Python: Speed up matching in multiple lists

Question:

I have four lists like these:

L = [ (1,2), (3,5), (6,10), (7,8) ]
M = [ (1,3), (8,9), (12,13) ]
N = [ (6,10), (3,4), (5,6), (10,11), (12,13) ]
T = [ (6,10) , (1,4) ]

I want to check the presence/absence of every tuple of T inside L, M, and N:

[[True, False, True], [False, False, False]]

The following works but it is incredibly inefficient when the size of T, L, M, and N grows.

[[ y in x for x in [L, M, N] ] for y in T ]

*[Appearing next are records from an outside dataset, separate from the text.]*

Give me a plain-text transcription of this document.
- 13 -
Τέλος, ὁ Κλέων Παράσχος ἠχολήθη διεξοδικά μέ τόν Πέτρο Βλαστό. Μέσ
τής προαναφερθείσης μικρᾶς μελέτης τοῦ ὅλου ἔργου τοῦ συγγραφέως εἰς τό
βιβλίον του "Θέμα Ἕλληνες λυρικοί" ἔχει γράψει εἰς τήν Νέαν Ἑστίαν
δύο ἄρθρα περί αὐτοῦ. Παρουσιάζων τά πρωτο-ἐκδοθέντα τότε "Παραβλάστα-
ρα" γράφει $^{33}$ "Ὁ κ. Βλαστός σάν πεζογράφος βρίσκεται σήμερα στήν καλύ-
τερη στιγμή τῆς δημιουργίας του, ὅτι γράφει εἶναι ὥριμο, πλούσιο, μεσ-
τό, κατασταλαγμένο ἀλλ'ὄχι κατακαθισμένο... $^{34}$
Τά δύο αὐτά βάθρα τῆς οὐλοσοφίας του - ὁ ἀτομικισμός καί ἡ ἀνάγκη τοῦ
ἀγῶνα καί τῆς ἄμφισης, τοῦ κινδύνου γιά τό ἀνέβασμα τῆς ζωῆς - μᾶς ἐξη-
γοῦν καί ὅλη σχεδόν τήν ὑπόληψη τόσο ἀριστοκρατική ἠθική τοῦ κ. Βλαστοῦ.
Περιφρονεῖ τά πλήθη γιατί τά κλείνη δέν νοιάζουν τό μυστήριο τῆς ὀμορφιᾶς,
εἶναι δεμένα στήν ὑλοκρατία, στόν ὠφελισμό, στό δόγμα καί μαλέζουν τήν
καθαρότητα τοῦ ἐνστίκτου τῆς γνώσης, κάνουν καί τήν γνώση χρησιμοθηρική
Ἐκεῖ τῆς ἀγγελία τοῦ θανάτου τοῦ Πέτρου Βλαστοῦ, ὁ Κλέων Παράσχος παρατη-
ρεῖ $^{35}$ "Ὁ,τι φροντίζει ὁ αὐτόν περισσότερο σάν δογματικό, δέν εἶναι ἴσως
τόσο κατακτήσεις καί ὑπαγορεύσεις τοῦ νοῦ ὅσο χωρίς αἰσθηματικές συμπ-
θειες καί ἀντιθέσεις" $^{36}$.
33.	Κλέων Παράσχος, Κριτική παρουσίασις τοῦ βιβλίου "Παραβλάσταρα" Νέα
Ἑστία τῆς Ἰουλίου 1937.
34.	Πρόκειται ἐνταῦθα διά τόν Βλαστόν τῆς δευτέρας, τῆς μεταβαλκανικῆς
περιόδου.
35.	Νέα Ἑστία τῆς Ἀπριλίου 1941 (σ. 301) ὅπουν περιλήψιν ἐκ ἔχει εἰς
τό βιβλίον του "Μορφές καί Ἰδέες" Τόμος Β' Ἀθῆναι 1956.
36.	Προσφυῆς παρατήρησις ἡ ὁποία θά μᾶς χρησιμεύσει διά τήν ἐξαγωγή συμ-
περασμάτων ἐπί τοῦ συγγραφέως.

What is the most efficient way to speed up this for large lists?

Asked By: dcirillo

||

Answers:

Searching in list time is proportional to the list length. So it’s high for long lists. There are special data structures optimized for searching. The easiest in python is set. It calculates the hash of each element (so the elements must be hashable, and tuples of integers are OK).
Then you do the same check. So you just need to add

L = set(L)
M = set(M)
N = set(N)

As a side effect you will lose the order of elements in the list. And if there are non unique values they will be merged into one.

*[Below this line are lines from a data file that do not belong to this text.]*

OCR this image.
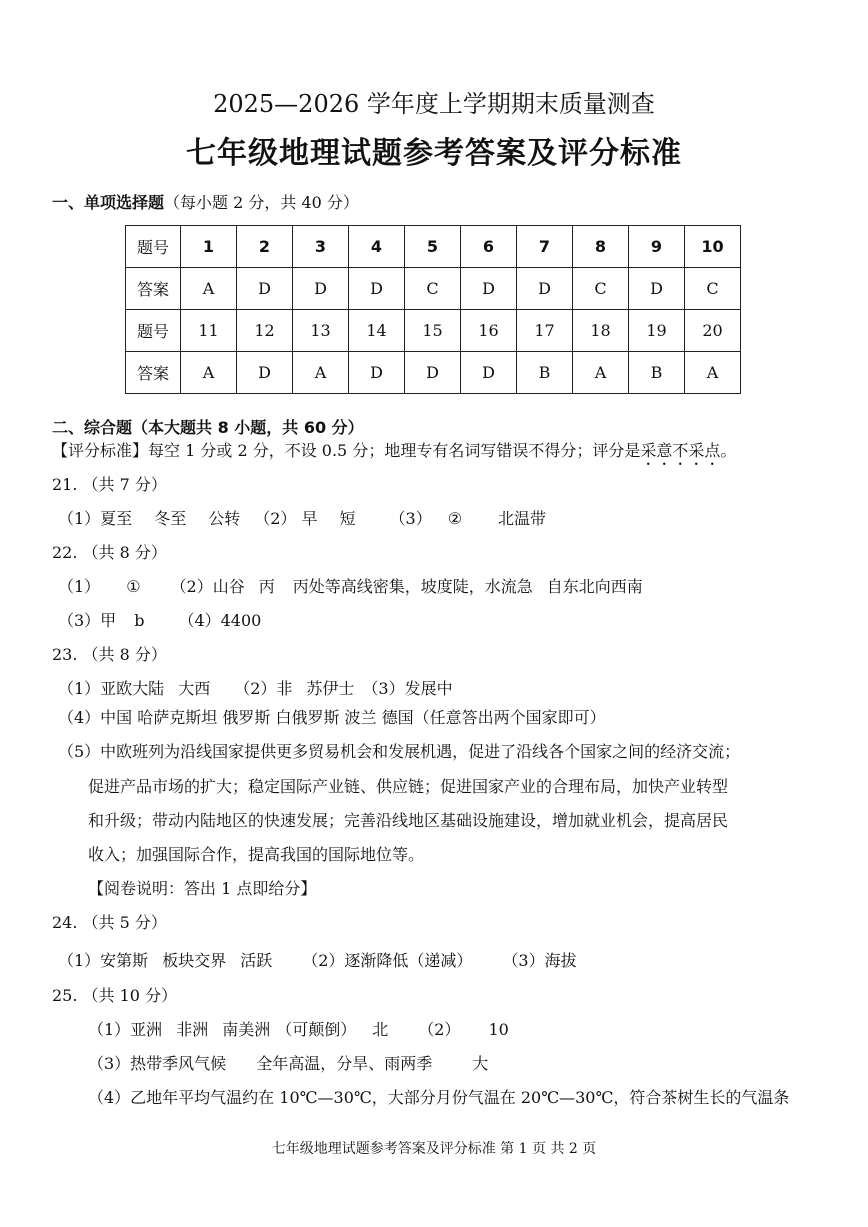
2025—2026 学年度上学期期末质量测查
七年级地理试题参考答案及评分标准
一、单项选择题（每小题 2 分，共 40 分）
题号	1	2	3	4	5	6	7	8	9	10
答案	A	D	D	D	C	D	D	C	D	C
题号	11	12	13	14	15	16	17	18	19	20
答案	A	D	A	D	D	D	B	A	B	A
二、综合题（本大题共 8 小题，共 60 分）
【评分标准】每空 1 分或 2 分，不设 0.5 分；地理专有名词写错误不得分；评分是采意不采点。
21. （共 7 分）
（1）夏至 冬至 公转 （2） 早 短 （3） ② 北温带
22. （共 8 分）
（1） ① （2）山谷 丙 丙处等高线密集，坡度陡，水流急 自东北向西南
（3）甲 b （4）4400
23. （共 8 分）
（1）亚欧大陆 大西 （2）非 苏伊士 （3）发展中
（4）中国 哈萨克斯坦 俄罗斯 白俄罗斯 波兰 德国（任意答出两个国家即可）
（5）中欧班列为沿线国家提供更多贸易机会和发展机遇，促进了沿线各个国家之间的经济交流；
促进产品市场的扩大；稳定国际产业链、供应链；促进国家产业的合理布局，加快产业转型
和升级；带动内陆地区的快速发展；完善沿线地区基础设施建设，增加就业机会，提高居民
收入；加强国际合作，提高我国的国际地位等。
【阅卷说明：答出 1 点即给分】
24. （共 5 分）
（1）安第斯 板块交界 活跃 （2）逐渐降低（递减） （3）海拔
25. （共 10 分）
（1）亚洲 非洲 南美洲 （可颠倒） 北 （2） 10
（3）热带季风气候 全年高温，分旱、雨两季	大
（4）乙地年平均气温约在 10℃—30℃，大部分月份气温在 20℃—30℃，符合茶树生长的气温条
七年级地理试题参考答案及评分标准 第 1 页 共 2 页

Moreover sets have method for finding common elements. L & M will give you elements which exists in L and in M. That would be the fastest solution.

About speed of search an item in list and set:
Speed of search in list might be high if the searched values are at the very beginning (or the list is short). But if it is not the case set is much-much faster as time of search is proportional to log(len(data)). The worst case for list is when there are no searched items in the list, so it will need to check every item. In this case searching in 1M list would be 200K slower, than in set (just checked in python3)

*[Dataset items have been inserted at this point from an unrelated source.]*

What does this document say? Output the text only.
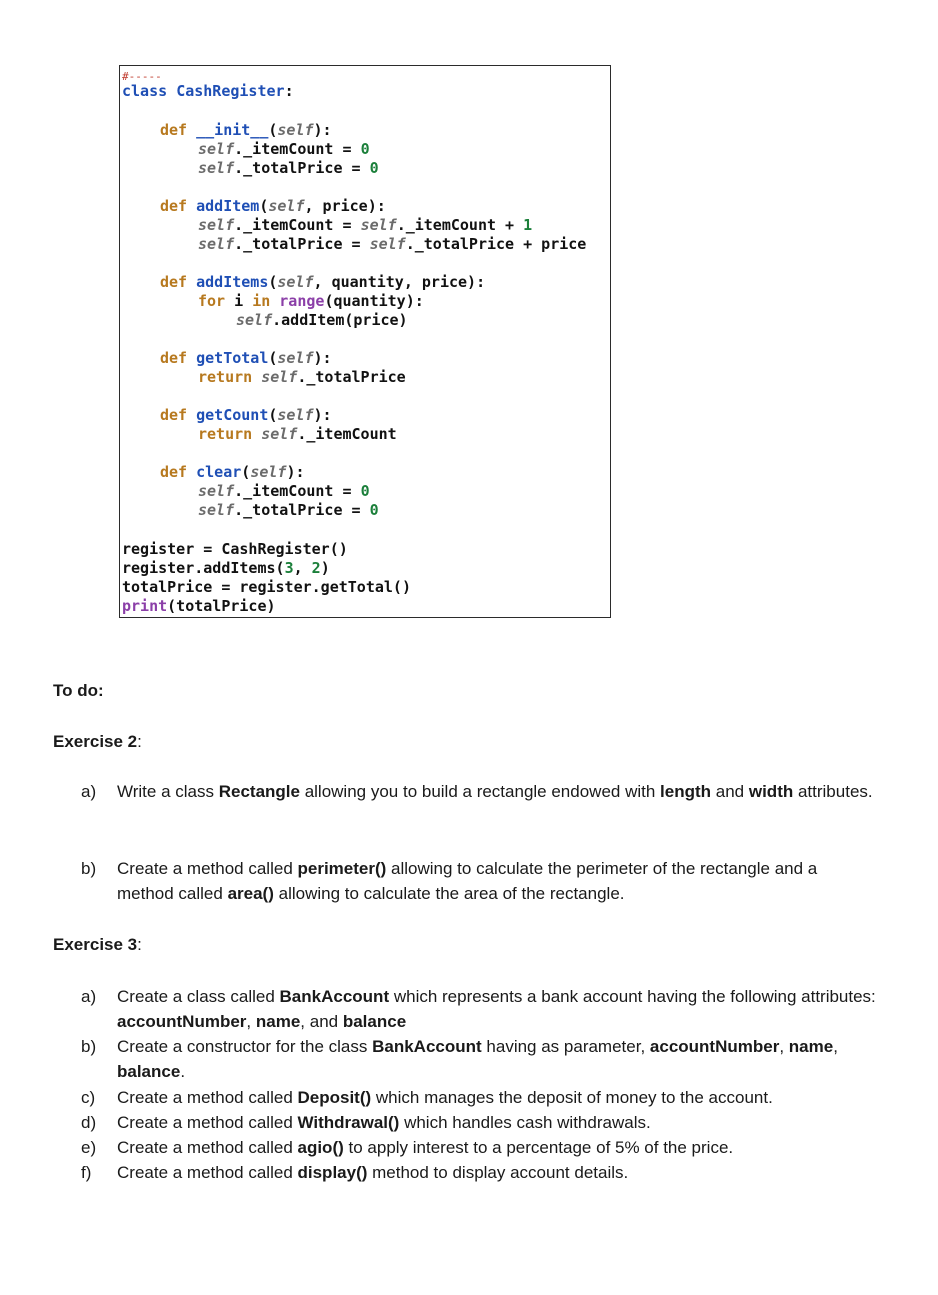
#-----
class CashRegister:
def __init__(self):
self._itemCount = 0
self._totalPrice = 0
def addItem(self, price):
self._itemCount = self._itemCount + 1
self._totalPrice = self._totalPrice + price
def addItems(self, quantity, price):
for i in range(quantity):
self.addItem(price)
def getTotal(self):
return self._totalPrice
def getCount(self):
return self._itemCount
def clear(self):
self._itemCount = 0
self._totalPrice = 0
register = CashRegister()
register.addItems(3, 2)
totalPrice = register.getTotal()
print(totalPrice)
To do:
Exercise 2:
a)	Write a class Rectangle allowing you to build a rectangle endowed with length and width attributes.
b)	Create a method called perimeter() allowing to calculate the perimeter of the rectangle and a method called area() allowing to calculate the area of the rectangle.
Exercise 3:
a)	Create a class called BankAccount which represents a bank account having the following attributes: accountNumber, name, and balance
b)	Create a constructor for the class BankAccount having as parameter, accountNumber, name, balance.
c)	Create a method called Deposit() which manages the deposit of money to the account.
d)	Create a method called Withdrawal() which handles cash withdrawals.
e)	Create a method called agio() to apply interest to a percentage of 5% of the price.
f)	Create a method called display() method to display account details.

Answered By: Leonid Mednikov

You could also look into using Numpy arrays instead of normal python lists and tuples.
look here
Since you have to check every element in your list the total speed will always scale linear so you have to use a faster implementation like the numpy one or extend your code with a faster language like Rust, C, C++.

Use the np.asarray(listname) function to convert it

Answered By: Tyfingr

Use a dictionary and compare those values instead.

LMNT = {'L':[(1,2),(3,5),(6,10),(7,8)],
'M':[(1,3),(8,9),(12,13)],
'N':[ (6,10), (3,4), (5,6), (10,11), (12,13) ],
'T':[ (6,10) , (1,4) ]}

Then you can compare the dictionary.
LMNT['M'][0][1] values is 2

OR

LMNT['N'][4] values is (12,13)

Answered By: Swift

If you can handle a different output format, you can also you set intersection.

>>> L = set([ (1,2), (3,5), (6,10), (7,8) ])
>>> M = set([ (1,3), (8,9), (12,13) ])
>>> N = set([ (6,10), (3,4), (5,6), (10,11), (12,13) ])
>>> T = set([ (6,10) , (1,4) ])
>>> [T & x for x in (L,M,N)]
[{(6, 10)}, set(), {(6, 10)}]

This will give you a list of sets of tuples which appear in both sets each. This should be faster than using nested loops.

Answered By: C. Yduqoli